Across the Area

2022: Normalcy and division

GONZALO and Felicitas Mendez were immortalized at the Mendez Freedom Monument and Trail in Westminster, opened in late 2022 (Orange County Tribune photo).

By Jim Tortolano/Orange County Tribune

After the trauma of the previous two years, roiled by a continuing pandemic and a contentious political year, 2022 promised to be a breath of fresh air with a return – somewhat – to a more normal life, in which terms like “social distancing” and epic angry political infighting would recede into history.

Certainly, in the nation at large and West Orange County in particular, there was some relaxation, a welcome return to what used to be called “normalcy.”

The Tribune’s coverage area is the cities of Garden Grove, Huntington Beach, Stanton and Westminster. All those cities had to cope with not only a cautious relaxation from the strict and often controversial public health measures prompted by the COVID-19 disease and persistent crisis of homelessness.

In the former case, by spring and summer, the worst of the crisis seemed over. The Strawberry Festival returned to Garden Grove’s Village Green park in May, attracting what seemed to be record crowds, and the Fourth of July parade in Huntington Beach filled Main Street with music and merrymaking.

In 2022 there was progress to be reported in coping with the unsheltered. Huntington Beach’s Navigation Center will be evolving into “permanent supportive housing” and Garden Grove has found a location for its own navigation center, which will be operated in conjunction with Fountain Valley and Westminster.

The creation of new state mental health courts offer hope of new legal tools to move the mentally ill from street corners and parks.

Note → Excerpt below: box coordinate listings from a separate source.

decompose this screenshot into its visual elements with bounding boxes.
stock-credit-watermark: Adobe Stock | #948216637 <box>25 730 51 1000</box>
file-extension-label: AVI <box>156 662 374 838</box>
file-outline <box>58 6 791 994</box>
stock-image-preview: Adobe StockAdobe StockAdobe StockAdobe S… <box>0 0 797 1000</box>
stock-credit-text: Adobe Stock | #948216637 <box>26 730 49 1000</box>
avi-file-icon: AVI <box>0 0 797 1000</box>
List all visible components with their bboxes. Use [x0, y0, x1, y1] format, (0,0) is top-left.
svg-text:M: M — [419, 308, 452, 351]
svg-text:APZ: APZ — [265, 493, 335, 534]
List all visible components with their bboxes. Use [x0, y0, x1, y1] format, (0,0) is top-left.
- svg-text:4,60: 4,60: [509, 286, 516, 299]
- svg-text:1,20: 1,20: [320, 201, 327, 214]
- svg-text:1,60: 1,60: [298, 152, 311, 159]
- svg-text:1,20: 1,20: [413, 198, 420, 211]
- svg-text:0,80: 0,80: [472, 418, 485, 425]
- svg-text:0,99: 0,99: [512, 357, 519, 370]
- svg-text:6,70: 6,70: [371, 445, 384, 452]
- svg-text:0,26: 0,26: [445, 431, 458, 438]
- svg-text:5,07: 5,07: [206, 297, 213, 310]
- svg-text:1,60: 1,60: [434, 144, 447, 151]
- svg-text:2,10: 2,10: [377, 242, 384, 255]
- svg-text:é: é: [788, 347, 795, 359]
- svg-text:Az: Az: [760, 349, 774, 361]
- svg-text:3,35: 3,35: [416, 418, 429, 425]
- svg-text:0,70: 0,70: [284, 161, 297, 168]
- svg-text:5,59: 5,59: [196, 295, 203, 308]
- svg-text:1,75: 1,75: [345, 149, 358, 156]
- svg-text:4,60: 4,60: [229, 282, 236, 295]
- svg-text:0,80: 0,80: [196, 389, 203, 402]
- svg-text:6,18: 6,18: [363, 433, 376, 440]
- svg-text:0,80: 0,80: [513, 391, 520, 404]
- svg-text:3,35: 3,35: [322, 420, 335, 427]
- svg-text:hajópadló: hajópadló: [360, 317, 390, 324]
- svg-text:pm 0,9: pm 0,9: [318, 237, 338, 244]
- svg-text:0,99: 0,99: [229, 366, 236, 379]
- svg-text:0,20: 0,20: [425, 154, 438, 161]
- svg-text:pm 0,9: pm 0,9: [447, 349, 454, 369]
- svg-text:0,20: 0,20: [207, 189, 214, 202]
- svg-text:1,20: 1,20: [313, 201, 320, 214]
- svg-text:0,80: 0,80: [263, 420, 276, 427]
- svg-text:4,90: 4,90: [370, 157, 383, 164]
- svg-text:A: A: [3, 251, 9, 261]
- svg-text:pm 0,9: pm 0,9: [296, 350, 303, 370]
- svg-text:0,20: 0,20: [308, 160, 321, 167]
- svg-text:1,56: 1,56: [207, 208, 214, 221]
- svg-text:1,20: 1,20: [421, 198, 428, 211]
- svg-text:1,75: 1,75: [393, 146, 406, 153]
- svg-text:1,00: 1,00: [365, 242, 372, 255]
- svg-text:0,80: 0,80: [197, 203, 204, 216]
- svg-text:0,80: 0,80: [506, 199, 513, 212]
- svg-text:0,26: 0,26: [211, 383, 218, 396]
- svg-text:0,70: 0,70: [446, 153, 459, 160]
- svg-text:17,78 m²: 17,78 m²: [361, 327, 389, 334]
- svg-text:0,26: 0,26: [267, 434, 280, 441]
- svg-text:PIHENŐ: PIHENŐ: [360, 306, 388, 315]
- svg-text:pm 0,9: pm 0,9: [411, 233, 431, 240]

After considerable foot-dragging, the Westminster City Council allowed voters to decide on whether to extend its one-cent sales tax. Over 70 percent of them cast ballots in favor and avoided what seemed to be a path toward possible municipal bankruptcy.

After a working through several interim city managers, the council there finally settled on the talented and personable city clerk, Christine Cordon as the new city manager, a choice that was widely applauded.

However, on most other issues, the council was bitterly divided, battling not only over the tax, but also the controversial proposed Quang Tri monument. The results of the 2022 election produced another 3-2 split, with angry words already being exchanged.

A veritable local political earthquake hit Huntington Beach on Nov. 8, as a majority of four new conservative candidates were elected to the city council and quickly began promoting their views on homelessness and pushing back against unpopular state laws.

The 4-3 split saw the council skip the typical practice of electing a new mayor based on seniority and chose one of their own, Tony Strickland, as mayor.

In Garden Grove and Stanton, the waters seemed a bit calmer. Long-serving incumbent mayors Steve Jones and David Shawver were re-elected, and both cities continue to see robust development, including approval in The Big Strawberry of a 500-room Nickelodeon-themed hotel on Harbor Boulevard.

Some local sports history was made as the Garden Grove High School boys’ basketball team won a CIF-SS basketball title for the first time in the school’s century-old history, and the Bolsa Grande High School football team qualified for the playoffs for the first time in 34 years.